Evan R. Murphy comments on Ngo and Yudkowsky on alignment difficulty

Evan R. Murphy 28 Nov 2021 0:50 UTC
1 point
0
AF
Richard, summarized by Richard: “Consider an AI that, given a hypothetical scenario, tells us what the best plan to achieve a certain goal in that scenario is. Of course it needs to do consequentialist reasoning to figure out how to achieve the goal. But that’s different from an AI which chooses what to say as a means of achieving its goals. [...]”
Eliezer, summarized by Richard: “The former AI might be slightly safer than the latter if you could build it, but I think people are likely to dramatically overestimate how big the effect is. The difference could just be one line of code: if we give the former AI our current scenario as its input, then it becomes the latter.
How does giving the former “planner” AI the current scenario as input turn it into the latter “acting” AI? It still only outputs a plan, which then the operators can review and decide whether or not to carry out.

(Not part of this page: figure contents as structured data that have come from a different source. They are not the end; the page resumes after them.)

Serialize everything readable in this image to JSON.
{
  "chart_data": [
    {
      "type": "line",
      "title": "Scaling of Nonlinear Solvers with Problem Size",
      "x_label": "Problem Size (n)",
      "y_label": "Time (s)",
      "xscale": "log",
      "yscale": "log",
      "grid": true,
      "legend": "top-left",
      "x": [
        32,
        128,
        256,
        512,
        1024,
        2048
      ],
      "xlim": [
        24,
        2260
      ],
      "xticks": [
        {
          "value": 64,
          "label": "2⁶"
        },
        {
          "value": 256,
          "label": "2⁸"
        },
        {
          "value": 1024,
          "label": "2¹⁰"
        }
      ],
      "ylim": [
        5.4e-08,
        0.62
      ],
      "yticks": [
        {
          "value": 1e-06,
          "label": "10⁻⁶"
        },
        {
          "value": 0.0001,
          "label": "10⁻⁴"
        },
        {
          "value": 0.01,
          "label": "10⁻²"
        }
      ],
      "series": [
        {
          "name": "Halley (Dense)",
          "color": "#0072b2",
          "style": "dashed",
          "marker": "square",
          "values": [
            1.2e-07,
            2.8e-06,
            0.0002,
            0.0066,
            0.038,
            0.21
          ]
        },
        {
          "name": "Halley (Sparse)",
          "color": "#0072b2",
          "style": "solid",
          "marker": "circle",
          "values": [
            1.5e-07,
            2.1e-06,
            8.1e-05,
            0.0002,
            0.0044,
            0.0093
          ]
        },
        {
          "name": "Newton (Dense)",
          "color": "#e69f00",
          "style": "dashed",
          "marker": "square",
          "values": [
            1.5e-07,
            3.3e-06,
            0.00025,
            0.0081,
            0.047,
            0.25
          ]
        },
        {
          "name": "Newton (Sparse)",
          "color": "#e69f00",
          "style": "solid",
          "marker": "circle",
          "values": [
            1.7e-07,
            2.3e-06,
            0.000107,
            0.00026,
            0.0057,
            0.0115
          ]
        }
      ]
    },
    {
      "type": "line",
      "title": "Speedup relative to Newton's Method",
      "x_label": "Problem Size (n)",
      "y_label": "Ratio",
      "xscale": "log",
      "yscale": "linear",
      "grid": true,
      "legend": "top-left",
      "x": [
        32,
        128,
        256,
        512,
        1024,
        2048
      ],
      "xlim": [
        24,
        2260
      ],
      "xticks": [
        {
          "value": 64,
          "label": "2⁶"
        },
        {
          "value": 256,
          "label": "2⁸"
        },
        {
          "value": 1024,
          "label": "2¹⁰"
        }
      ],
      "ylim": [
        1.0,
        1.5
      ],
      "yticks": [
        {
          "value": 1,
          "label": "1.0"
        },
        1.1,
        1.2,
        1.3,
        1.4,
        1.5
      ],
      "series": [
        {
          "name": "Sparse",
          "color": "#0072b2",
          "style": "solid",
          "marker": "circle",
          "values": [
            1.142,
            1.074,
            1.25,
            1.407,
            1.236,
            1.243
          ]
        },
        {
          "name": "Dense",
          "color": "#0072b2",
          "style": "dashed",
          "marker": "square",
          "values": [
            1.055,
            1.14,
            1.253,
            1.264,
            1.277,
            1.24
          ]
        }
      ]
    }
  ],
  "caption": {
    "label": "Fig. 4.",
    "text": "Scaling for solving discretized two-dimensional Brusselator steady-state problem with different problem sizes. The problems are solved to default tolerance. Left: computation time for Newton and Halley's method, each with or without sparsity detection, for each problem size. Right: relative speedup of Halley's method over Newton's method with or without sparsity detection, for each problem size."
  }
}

Also, the planner AI that Richard put forth had two inputs, not one. The inputs were: 1) a scenario, and 2) a goal. So for Eliezer (or anyone who confidently understood this part of the discussion), which goal input are you providing to the planner AI in this situation? Are you saying that the planner AI becomes dangerous when it’s provided with the current scenario and any goal as inputs?